The benefits of sharing the online shopping experience could prove tremendous for companies currently struggling to get shoppers to buy. As I referred to earlier, people currently e-mail each other links or photos of items and wait for a response from the other person. By the time the other person replies, even if he or she says, “You have to buy that!” the potential buyer may have moved on. The trail, in essence, has gone cold and the sale is not made. A chat feature on a retailer’s Web site would allow instant feedback. The concepts of “impulse buying” and “peer pressure” have driven retailing for decades. This technology is a way to bring a real-time version of both of these ideas into the world of online buying.

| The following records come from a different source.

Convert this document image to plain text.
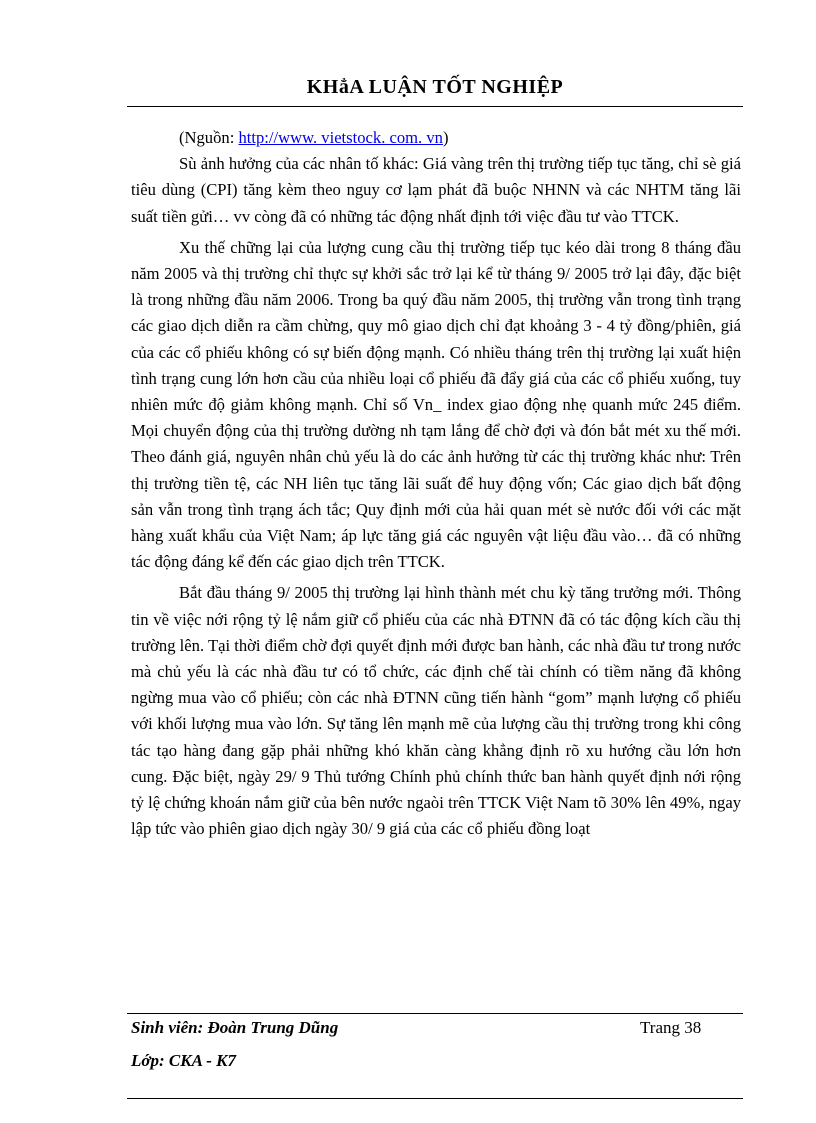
KHẳA LUẬN TỐT NGHIỆP

(Nguồn: http://www. vietstock. com. vn)

Sù ảnh hưởng của các nhân tố khác: Giá vàng trên thị trường tiếp tục tăng, chỉ sè giá tiêu dùng (CPI) tăng kèm theo nguy cơ lạm phát đã buộc NHNN và các NHTM tăng lãi suất tiền gửi… vv còng đã có những tác động nhất định tới việc đầu tư vào TTCK.

Xu thế chững lại của lượng cung cầu thị trường tiếp tục kéo dài trong 8 tháng đầu năm 2005 và thị trường chỉ thực sự khởi sắc trở lại kể từ tháng 9/ 2005 trở lại đây, đặc biệt là trong những đầu năm 2006. Trong ba quý đầu năm 2005, thị trường vẫn trong tình trạng các giao dịch diễn ra cầm chừng, quy mô giao dịch chỉ đạt khoảng 3 - 4 tỷ đồng/phiên, giá của các cổ phiếu không có sự biến động mạnh. Có nhiều tháng trên thị trường lại xuất hiện tình trạng cung lớn hơn cầu của nhiều loại cổ phiếu đã đẩy giá của các cổ phiếu xuống, tuy nhiên mức độ giảm không mạnh. Chỉ số Vn_ index giao động nhẹ quanh mức 245 điểm. Mọi chuyển động của thị trường dường nh tạm lắng để chờ đợi và đón bắt mét xu thế mới. Theo đánh giá, nguyên nhân chủ yếu là do các ảnh hưởng từ các thị trường khác như: Trên thị trường tiền tệ, các NH liên tục tăng lãi suất để huy động vốn; Các giao dịch bất động sản vẫn trong tình trạng ách tắc; Quy định mới của hải quan mét sè nước đối với các mặt hàng xuất khẩu của Việt Nam; áp lực tăng giá các nguyên vật liệu đầu vào… đã có những tác động đáng kể đến các giao dịch trên TTCK.

Bắt đầu tháng 9/ 2005 thị trường lại hình thành mét chu kỳ tăng trưởng mới. Thông tin về việc nới rộng tỷ lệ nắm giữ cổ phiếu của các nhà ĐTNN đã có tác động kích cầu thị trường lên. Tại thời điểm chờ đợi quyết định mới được ban hành, các nhà đầu tư trong nước mà chủ yếu là các nhà đầu tư có tổ chức, các định chế tài chính có tiềm năng đã không ngừng mua vào cổ phiếu; còn các nhà ĐTNN cũng tiến hành “gom” mạnh lượng cổ phiếu với khối lượng mua vào lớn. Sự tăng lên mạnh mẽ của lượng cầu thị trường trong khi công tác tạo hàng đang gặp phải những khó khăn càng khẳng định rõ xu hướng cầu lớn hơn cung. Đặc biệt, ngày 29/ 9 Thủ tướng Chính phủ chính thức ban hành quyết định nới rộng tỷ lệ chứng khoán nắm giữ của bên nước ngaòi trên TTCK Việt Nam tõ 30% lên 49%, ngay lập tức vào phiên giao dịch ngày 30/ 9 giá của các cổ phiếu đồng loạt

Sinh viên: Đoàn Trung Dũng	Trang 38
Lớp: CKA - K7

Much of this discussion ties into the concepts in Chris Brogan and Julien Smith’s book Trust Agents: Using the Web to Build Influence, Improve Reputation and Earn Trust. There is a considerable lack of trust online and the authors note that the average online consumer is “cynical, savvy and informed.” One way the social commerce concept could play out is if a clothing retailer offered the option to chat with a store-appointed “fashion consultant” who could help gentlemen pair shirts and ties or give women advice on the right outfit for a particular event. Brogan and Smith would likely point out that the key to this interaction is sincerity on the part of the retailer. In Trust Agents, the authors discuss the need for businesses to cut back on the sledgehammer promotion tactics and instead be genuine in their efforts to help customers. I, for one, wouldn’t mind a little friendly advice now and again while trying to pick an outfit for my fashionable daughter.